REGEXVAULTv2.0
Localization/Date Formats
Verified Safe

UK / European Date Format (DD/MM/YYYY) Regex for Java

/^(0?[1-9]|[12][0-9]|3[01])/(0?[1-9]|1[0-2])/((?:19|20)[0-9]{2})$/

What this pattern does

This page provides a well-structured, multi-part regular expression for matching uk / european date format (dd/mm/yyyy), ported and verified for Java. A rigorously tested regex reduces debugging time and protects your application from edge-case failures.

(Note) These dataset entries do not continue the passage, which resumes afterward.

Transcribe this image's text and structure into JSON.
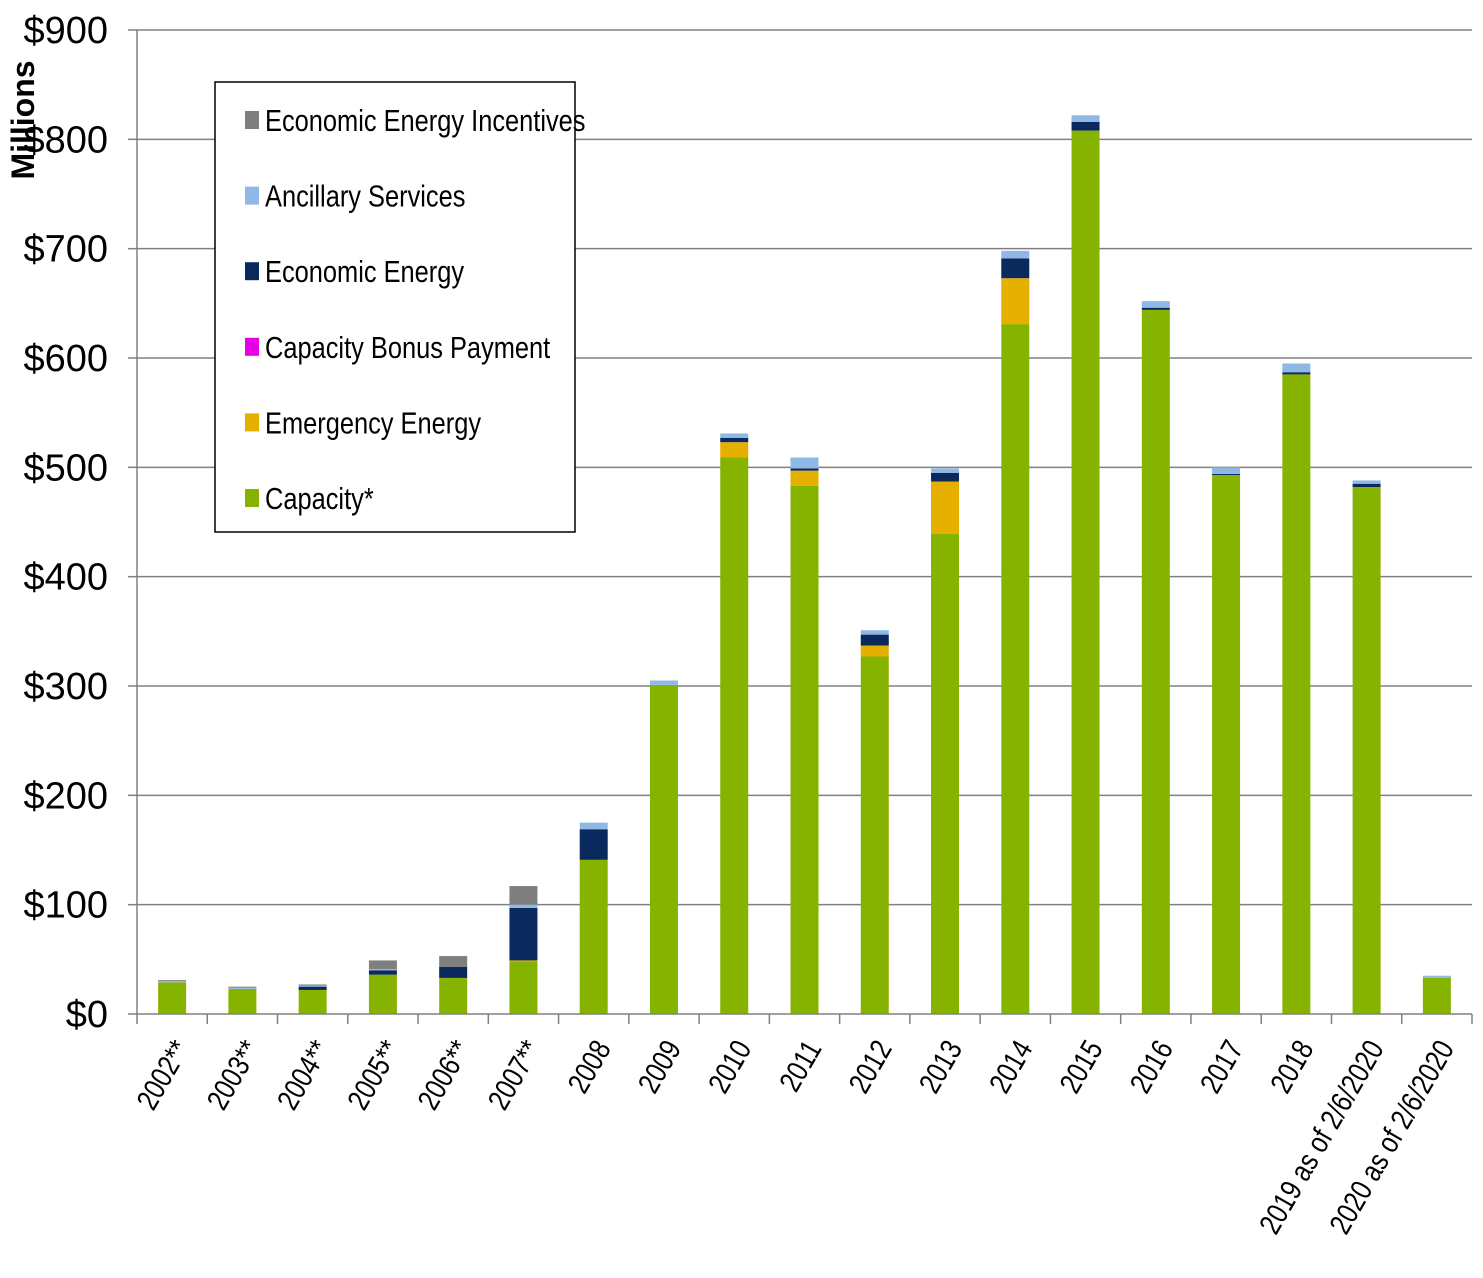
{
  "chart_data": {
    "type": "bar",
    "stacked": true,
    "ylabel": "Millions",
    "y_unit_prefix": "$",
    "ylim": [
      0,
      900
    ],
    "y_ticks": [
      0,
      100,
      200,
      300,
      400,
      500,
      600,
      700,
      800,
      900
    ],
    "y_tick_labels": [
      "$0",
      "$100",
      "$200",
      "$300",
      "$400",
      "$500",
      "$600",
      "$700",
      "$800",
      "$900"
    ],
    "grid": true,
    "legend_position": "top-left",
    "categories": [
      "2002**",
      "2003**",
      "2004**",
      "2005**",
      "2006**",
      "2007**",
      "2008",
      "2009",
      "2010",
      "2011",
      "2012",
      "2013",
      "2014",
      "2015",
      "2016",
      "2017",
      "2018",
      "2019 as of 2/6/2020",
      "2020 as of 2/6/2020"
    ],
    "series": [
      {
        "name": "Capacity*",
        "color": "#86b300",
        "values": [
          29,
          23,
          22,
          36,
          33,
          48,
          141,
          301,
          509,
          483,
          327,
          439,
          631,
          808,
          644,
          493,
          585,
          482,
          33
        ]
      },
      {
        "name": "Emergency Energy",
        "color": "#e6b000",
        "values": [
          0,
          0,
          0,
          0,
          0,
          1,
          0,
          0,
          14,
          14,
          10,
          48,
          42,
          0,
          0,
          0,
          0,
          0,
          0
        ]
      },
      {
        "name": "Capacity Bonus Payment",
        "color": "#e600e6",
        "values": [
          0,
          0,
          0,
          0,
          0,
          0,
          0,
          0,
          0,
          0,
          0,
          0,
          0,
          0,
          0,
          0,
          0,
          0,
          0
        ]
      },
      {
        "name": "Economic Energy",
        "color": "#0a2a5e",
        "values": [
          0,
          0,
          3,
          4,
          10,
          48,
          28,
          0,
          4,
          2,
          10,
          8,
          18,
          8,
          2,
          1,
          2,
          3,
          0
        ]
      },
      {
        "name": "Ancillary Services",
        "color": "#8fb8e6",
        "values": [
          1,
          1,
          1,
          1,
          0,
          3,
          6,
          4,
          4,
          10,
          4,
          4,
          7,
          6,
          6,
          6,
          8,
          3,
          2
        ]
      },
      {
        "name": "Economic Energy Incentives",
        "color": "#7f7f7f",
        "values": [
          1,
          1,
          1,
          8,
          10,
          17,
          0,
          0,
          0,
          0,
          0,
          0,
          0,
          0,
          0,
          0,
          0,
          0,
          0
        ]
      }
    ]
  }
}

The snippet below is ready to drop into your Java project — whether you're validating in a Spring Boot controller, a Jakarta EE service, or a standalone utility class.

Java Implementation

Java
// UK / European Date Format (DD/MM/YYYY)
// ReDoS-safe | RegexVault — Localization > Date Formats

import java.util.regex.Pattern;

public class UkEuropeanDateFormatDdmmyyyyValidator {
    private static final Pattern PATTERN =
        Pattern.compile("^(0?[1-9]|[12][0-9]|3[01])/(0?[1-9]|1[0-2])/((?:19|20)[0-9]{2})$");

    public static boolean validate(String input) {
        return PATTERN.matcher(input).matches();
    }

    // Example
    public static void main(String[] args) {
        System.out.println(validate("15/01/2024")); // true
    }
}

Test Cases

Matches (Valid)
Rejects (Invalid)
15/01/202400/01/2024
1/5/202432/01/2024
31/12/199915/13/2024
01/03/20242024/01/15
01-15-2024

When to use this pattern

This pattern is drawn from the Localization > Date Formats category and carries a ReDoS-safe certification. That matters for Java developers because critical in Java applications since the JVM regex engine uses backtracking and is susceptible to ReDoS without careful pattern design. RegexVault audits patterns against known backtracking attack vectors, ensuring you have the necessary context before using this regex in a high-stakes production environment.

Common Pitfalls

This pattern is syntactically identical to US format with swapped capture groups. Determine the locale before applying either pattern — they are not interchangeable.

Technical Notes

Capture groups: 1=day, 2=month, 3=year. DD/MM/YYYY is standard in UK, Australia, New Zealand, India, most of Europe, and large parts of Africa, Asia, and South America.